Thursday, February 18, 2010

Radioactive fear of violence destroys trust


"Nonaligned proponents of disarmament also labored under the heavy burden of being identified with Communism."
--Lawrence S. Wittner, Confronting the Bomb: A short history of the world nuclear disarmament movement (p. 50)

State University of New York historian Wittner has written a valuable history here, and in the above quote referred to a period when the initial global response to atomic weapons was quite negative from the grassroots. Outside the US, few from the non-industrialized world had much good to say about superweapons of mass destruction, owned by the rich, white, and powerful. Immediately following Hiroshima and Nagasaki, opposition emerged and grew.

But it dampened when the Soviets blew off their own bomb and started supplying their new insurgency weapons--just developed in 1947--to poor people suffering from the last gasp of colonialism and the first sharp thrusts of globalizing imperialism. The AK-47 and the Soviet bomb shot massive terror in the capitals of the West; they easily created a climate of fear of all things Soviet and communist throughout that world. The East easily did the same to their people. The Cold War struck fear into so many hearts and polarized the planet so severely that the movement to end nukes when it would have been relatively easy to do so began to fizzle. It slipped badly from 1950-1953, the most intense period of McCarthyism. Peace was a dirty commie idea in the US. How well I remember--well, OK, I was only two years old, so my nonviolent activist career was not quite fired up yet.

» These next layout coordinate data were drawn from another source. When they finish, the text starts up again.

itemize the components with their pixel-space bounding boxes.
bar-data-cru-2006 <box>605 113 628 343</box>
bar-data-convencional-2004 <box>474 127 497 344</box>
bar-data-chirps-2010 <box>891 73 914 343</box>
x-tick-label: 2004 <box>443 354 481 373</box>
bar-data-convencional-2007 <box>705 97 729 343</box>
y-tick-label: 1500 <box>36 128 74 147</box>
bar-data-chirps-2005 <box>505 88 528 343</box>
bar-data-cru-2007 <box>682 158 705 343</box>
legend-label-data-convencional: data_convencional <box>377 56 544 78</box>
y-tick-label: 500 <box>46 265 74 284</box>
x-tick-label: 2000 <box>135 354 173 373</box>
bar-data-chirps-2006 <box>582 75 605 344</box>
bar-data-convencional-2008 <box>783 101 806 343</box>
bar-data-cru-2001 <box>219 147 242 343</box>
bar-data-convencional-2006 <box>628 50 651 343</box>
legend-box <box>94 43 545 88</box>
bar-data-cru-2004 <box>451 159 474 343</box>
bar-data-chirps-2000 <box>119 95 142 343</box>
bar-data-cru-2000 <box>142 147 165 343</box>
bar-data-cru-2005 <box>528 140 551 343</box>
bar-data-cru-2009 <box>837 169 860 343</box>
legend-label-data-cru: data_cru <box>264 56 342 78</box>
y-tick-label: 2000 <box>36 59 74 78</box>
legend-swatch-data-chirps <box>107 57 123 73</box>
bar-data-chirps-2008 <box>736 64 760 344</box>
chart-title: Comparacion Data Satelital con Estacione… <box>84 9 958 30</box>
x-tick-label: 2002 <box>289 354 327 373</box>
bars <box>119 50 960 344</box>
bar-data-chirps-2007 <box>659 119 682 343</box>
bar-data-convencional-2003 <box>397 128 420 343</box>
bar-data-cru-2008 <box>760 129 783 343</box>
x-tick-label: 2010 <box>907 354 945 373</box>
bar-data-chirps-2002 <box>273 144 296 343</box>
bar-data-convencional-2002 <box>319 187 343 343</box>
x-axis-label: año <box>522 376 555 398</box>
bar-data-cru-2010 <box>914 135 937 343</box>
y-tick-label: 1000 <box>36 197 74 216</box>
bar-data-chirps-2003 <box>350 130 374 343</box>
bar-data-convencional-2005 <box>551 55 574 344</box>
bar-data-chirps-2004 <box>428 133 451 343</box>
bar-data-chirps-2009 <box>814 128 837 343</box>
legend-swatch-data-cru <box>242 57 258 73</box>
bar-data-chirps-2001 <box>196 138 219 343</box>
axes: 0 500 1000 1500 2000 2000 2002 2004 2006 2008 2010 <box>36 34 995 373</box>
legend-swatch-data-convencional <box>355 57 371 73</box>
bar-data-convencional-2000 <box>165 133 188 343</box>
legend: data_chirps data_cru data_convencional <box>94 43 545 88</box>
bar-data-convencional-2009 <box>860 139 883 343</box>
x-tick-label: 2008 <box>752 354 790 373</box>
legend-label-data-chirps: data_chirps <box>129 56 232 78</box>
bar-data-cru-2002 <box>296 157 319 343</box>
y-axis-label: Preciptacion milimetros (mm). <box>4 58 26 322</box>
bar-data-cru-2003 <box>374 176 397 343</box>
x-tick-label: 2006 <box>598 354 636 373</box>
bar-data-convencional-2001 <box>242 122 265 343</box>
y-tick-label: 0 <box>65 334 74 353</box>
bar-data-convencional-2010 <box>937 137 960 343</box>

But I grew up knowing that if anything was successfully labeled communist, it was feared and rejected, possibly violently. Young activists had to be as careful about avoiding that pejorative as young activists now had better steer clear of linkage to al Qa'ida if they'd be interested in affecting US policy in a good way. If you oppose the policies of your government and your government is a belligerent, that government will try to smear you with charges of being a tool of the enemy. Being nonaligned, being independent, being avowedly and demonstrably nonviolent, was and is the best way to inoculate against such traducement.

Yes, there were some then who were so enraged that they chose identification with communism with a sort of Maoist posture of the enemy of my enemy is my friend, coupled with the logical coda, all power comes from the barrel of a gun. Those were the ones who were too full of hate to care about effectiveness. It's the same now. We have to learn how to stay true to our struggles and avoid being smeared with the tar of violence. The path is sometimes quite tricky and yet worth it.

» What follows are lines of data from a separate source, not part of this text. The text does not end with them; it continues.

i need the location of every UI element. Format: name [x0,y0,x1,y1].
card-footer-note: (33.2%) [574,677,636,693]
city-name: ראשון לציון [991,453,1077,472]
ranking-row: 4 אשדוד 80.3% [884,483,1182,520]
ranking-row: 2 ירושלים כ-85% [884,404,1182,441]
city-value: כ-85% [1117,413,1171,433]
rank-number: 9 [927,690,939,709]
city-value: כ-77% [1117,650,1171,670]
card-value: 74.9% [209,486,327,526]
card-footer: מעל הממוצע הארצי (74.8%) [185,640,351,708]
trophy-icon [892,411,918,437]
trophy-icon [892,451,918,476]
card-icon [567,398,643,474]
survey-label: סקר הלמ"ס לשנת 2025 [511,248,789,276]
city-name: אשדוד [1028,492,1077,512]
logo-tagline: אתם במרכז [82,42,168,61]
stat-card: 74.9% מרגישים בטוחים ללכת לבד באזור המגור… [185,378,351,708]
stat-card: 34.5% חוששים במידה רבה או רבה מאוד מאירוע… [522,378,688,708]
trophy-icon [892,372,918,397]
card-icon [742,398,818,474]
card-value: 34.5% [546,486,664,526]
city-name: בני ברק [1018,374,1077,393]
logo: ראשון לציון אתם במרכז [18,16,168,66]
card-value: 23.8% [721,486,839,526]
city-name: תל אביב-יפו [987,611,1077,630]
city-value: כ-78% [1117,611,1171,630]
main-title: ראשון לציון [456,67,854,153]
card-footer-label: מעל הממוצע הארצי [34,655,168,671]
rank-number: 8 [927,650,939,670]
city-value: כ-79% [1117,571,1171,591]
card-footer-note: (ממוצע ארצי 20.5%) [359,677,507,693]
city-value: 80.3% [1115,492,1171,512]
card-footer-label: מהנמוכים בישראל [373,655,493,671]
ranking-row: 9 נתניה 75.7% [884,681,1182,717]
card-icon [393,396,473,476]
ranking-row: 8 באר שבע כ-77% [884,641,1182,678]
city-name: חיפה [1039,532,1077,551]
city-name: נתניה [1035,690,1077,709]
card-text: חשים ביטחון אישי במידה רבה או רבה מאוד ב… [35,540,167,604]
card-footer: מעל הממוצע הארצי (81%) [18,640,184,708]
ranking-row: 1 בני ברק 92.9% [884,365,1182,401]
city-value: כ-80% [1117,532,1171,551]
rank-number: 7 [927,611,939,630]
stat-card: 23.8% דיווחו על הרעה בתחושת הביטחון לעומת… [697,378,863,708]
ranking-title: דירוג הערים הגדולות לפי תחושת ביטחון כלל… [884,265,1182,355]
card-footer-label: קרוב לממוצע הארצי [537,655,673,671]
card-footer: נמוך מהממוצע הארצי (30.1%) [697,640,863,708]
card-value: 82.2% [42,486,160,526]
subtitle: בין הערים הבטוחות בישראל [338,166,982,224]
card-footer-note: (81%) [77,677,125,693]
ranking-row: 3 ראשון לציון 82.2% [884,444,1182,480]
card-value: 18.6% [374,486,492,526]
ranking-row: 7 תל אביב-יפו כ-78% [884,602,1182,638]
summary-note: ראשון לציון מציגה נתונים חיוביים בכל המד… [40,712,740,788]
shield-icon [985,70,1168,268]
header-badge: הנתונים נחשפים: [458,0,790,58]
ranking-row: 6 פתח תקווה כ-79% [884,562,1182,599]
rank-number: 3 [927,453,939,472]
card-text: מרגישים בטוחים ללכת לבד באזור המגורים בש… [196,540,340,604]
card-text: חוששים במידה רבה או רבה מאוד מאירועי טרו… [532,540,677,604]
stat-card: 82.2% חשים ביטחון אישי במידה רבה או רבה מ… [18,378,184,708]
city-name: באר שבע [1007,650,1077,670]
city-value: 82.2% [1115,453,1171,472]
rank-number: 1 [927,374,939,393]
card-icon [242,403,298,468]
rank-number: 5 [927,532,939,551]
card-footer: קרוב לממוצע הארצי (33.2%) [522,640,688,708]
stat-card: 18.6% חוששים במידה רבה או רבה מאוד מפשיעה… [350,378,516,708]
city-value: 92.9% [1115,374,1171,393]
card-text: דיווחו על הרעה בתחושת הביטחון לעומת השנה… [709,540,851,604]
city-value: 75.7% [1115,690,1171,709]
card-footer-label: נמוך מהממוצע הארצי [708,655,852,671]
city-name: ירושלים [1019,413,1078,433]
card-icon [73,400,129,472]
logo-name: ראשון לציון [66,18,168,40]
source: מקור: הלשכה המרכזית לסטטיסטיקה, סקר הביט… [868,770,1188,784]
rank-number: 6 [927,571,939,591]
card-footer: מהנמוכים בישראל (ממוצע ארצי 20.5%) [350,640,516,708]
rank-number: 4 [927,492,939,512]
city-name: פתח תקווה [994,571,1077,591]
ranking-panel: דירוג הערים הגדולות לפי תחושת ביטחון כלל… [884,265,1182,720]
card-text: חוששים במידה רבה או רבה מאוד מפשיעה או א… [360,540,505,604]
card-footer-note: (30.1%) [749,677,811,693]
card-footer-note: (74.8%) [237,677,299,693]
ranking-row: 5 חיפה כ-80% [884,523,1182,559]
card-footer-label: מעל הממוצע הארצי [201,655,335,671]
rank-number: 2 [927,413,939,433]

If we really hope to disarm nukes, our enemies must become our opponents and then our partners. We can most quickly achieve that with unilateral disarmament, the non-coercive inducements that earn trust and destroy the harm of propaganda. This is true in the streets and the suites.

We see it working in a backward fashion from that good model with the opposite history of nuclear proliferation. Make a new enemy and you guarantee the desire for nukes. Make a new friend and induce a desire for disarmament. This is not old naivete; this is new pragmatism.

References

Wittner, Lawrence S. (2009). Confronting the Bomb: A short history of the world nuclear disarmament movement. Stanford, CA: Stanford University Press.


1 comment:

Unknown said...

There's a cute kids book called Enemy Pie by Derek Munson that is this wisdom of making friends of our enemies. Values that we easily pass along to kids are so rarely modeled in the adult world. It would be good to see that change, and one way to start is nuclear disarmament. That would be the sweetest pie to offer new friends.